= Onslow Speedway =

Racing track in Nova Scotia, Canada

Onslow Speedway is a once famous maritime racing track located in Onslow (near Truro), Nova Scotia, Canada, where many well known racers from the Maritimes once raced or started racing. The track ran as a dirt track from 1965 to 1979, as a paved track from 1980 to 1993, and then off and on from there.

Onslow Speedway ran from 1965 to 1978 as a dirt oval and then it was paved and ran from 1979 to 1994. Onslow was then used off and on for other events 1995-2005 (the Maritime Legends Tour was supposed to use the track in 2004).

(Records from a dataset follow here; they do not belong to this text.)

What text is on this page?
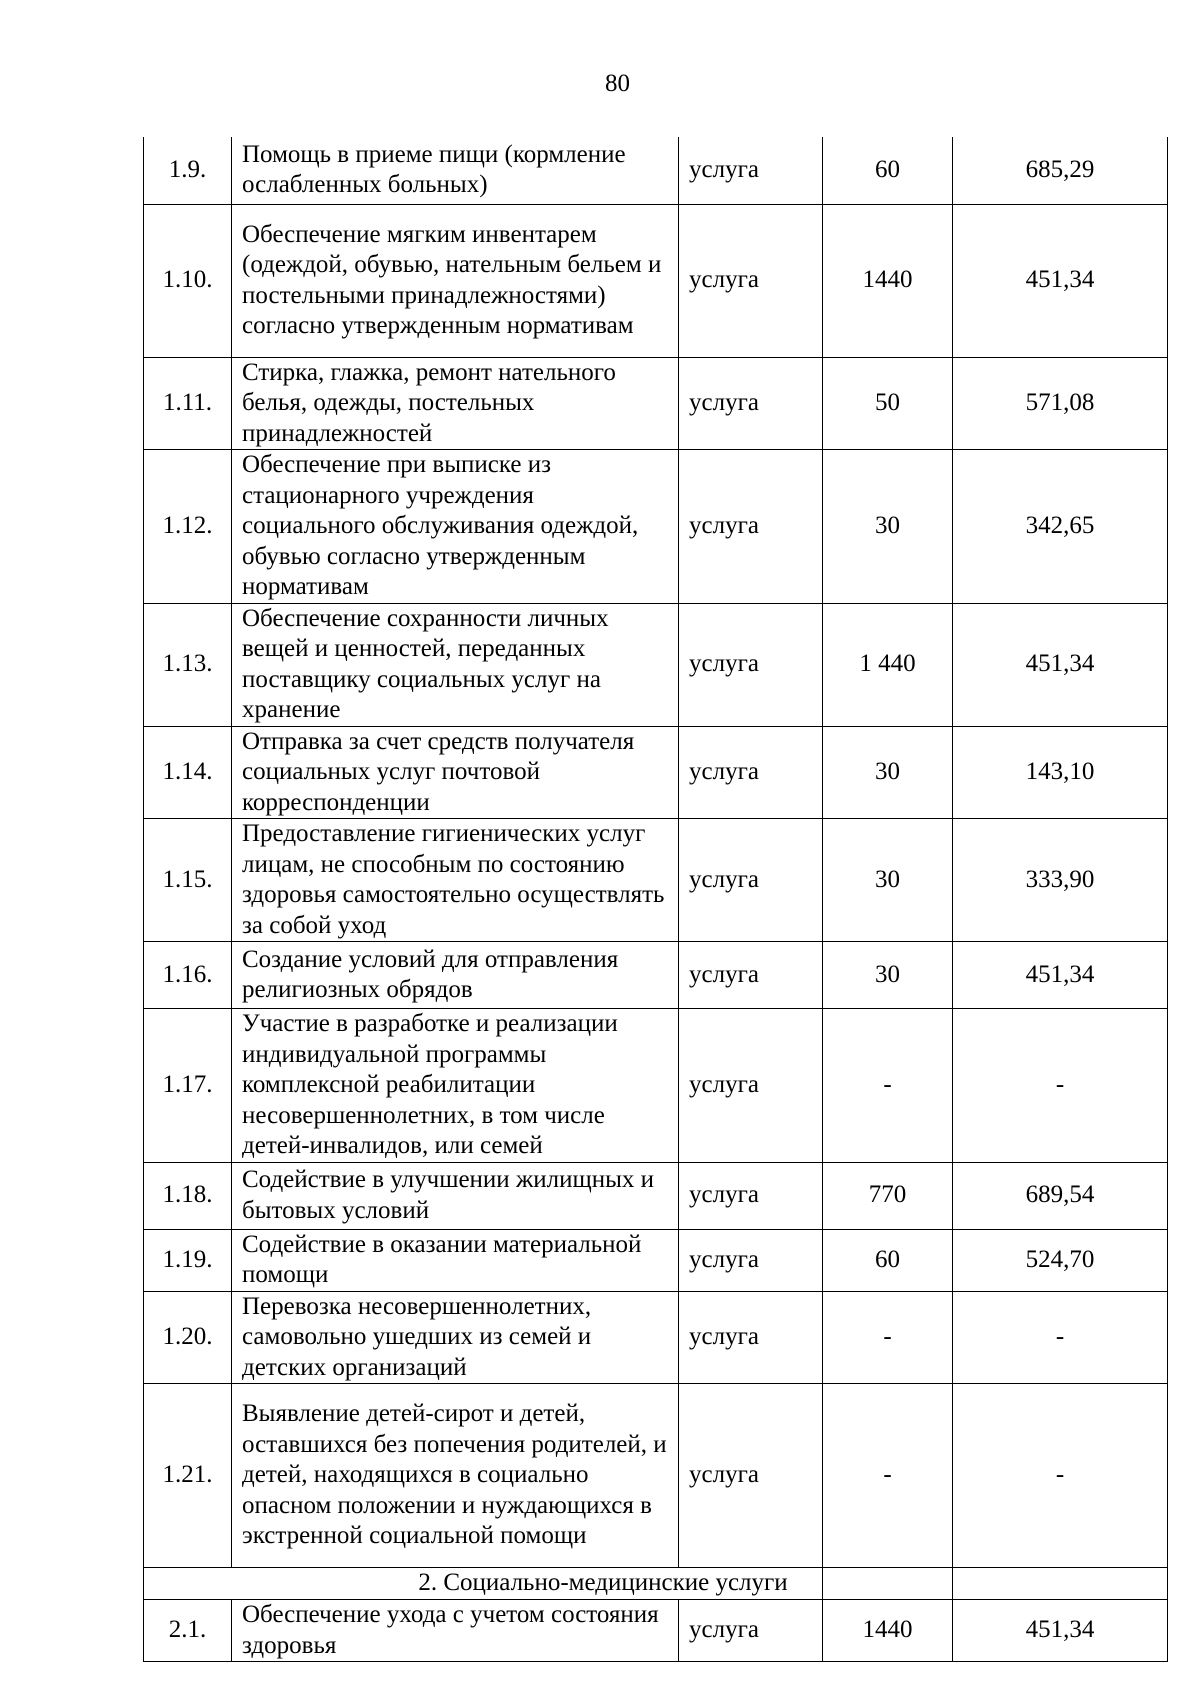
80
1.9.	Помощь в приеме пищи (кормление ослабленных больных)	услуга	60	685,29
1.10.	Обеспечение мягким инвентарем (одеждой, обувью, нательным бельем и постельными принадлежностями) согласно утвержденным нормативам	услуга	1440	451,34
1.11.	Стирка, глажка, ремонт нательного белья, одежды, постельных принадлежностей	услуга	50	571,08
1.12.	Обеспечение при выписке из стационарного учреждения социального обслуживания одеждой, обувью согласно утвержденным нормативам	услуга	30	342,65
1.13.	Обеспечение сохранности личных вещей и ценностей, переданных поставщику социальных услуг на хранение	услуга	1 440	451,34
1.14.	Отправка за счет средств получателя социальных услуг почтовой корреспонденции	услуга	30	143,10
1.15.	Предоставление гигиенических услуг лицам, не способным по состоянию здоровья самостоятельно осуществлять за собой уход	услуга	30	333,90
1.16.	Создание условий для отправления религиозных обрядов	услуга	30	451,34
1.17.	Участие в разработке и реализации индивидуальной программы комплексной реабилитации несовершеннолетних, в том числе детей-инвалидов, или семей	услуга	-	-
1.18.	Содействие в улучшении жилищных и бытовых условий	услуга	770	689,54
1.19.	Содействие в оказании материальной помощи	услуга	60	524,70
1.20.	Перевозка несовершеннолетних, самовольно ушедших из семей и детских организаций	услуга	-	-
1.21.	Выявление детей-сирот и детей, оставшихся без попечения родителей, и детей, находящихся в социально опасном положении и нуждающихся в экстренной социальной помощи	услуга	-	-
2. Социально-медицинские услуги				
2.1.	Обеспечение ухода с учетом состояния здоровья	услуга	1440	451,34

Russel White bought it in 1980 and had the track listed for sale in 1983. Robert Mosher bought track in 1985. Gary McKinnon (member of the Canadian Motorsports Hall of Fame) bought it in 1999.

Scott Fraser (member of the Canadian Motorsports Hall of Fame) raced from 1986 to 1991 (started at age 16), in the Street Stock division. He was rookie of the year at Onslow Speedway in 1987. He also set a record for the most wins ever in a single year at Onslow Speedway. Wayne Smith (the Oval Outlaw) was Sportsman Champion At Onslow Speedway in 1988.

Scott Kelly started racing stock cars at age 16 on Onslow Speedway.

Paul Hebért raced at the Onslow Speedway in 1982.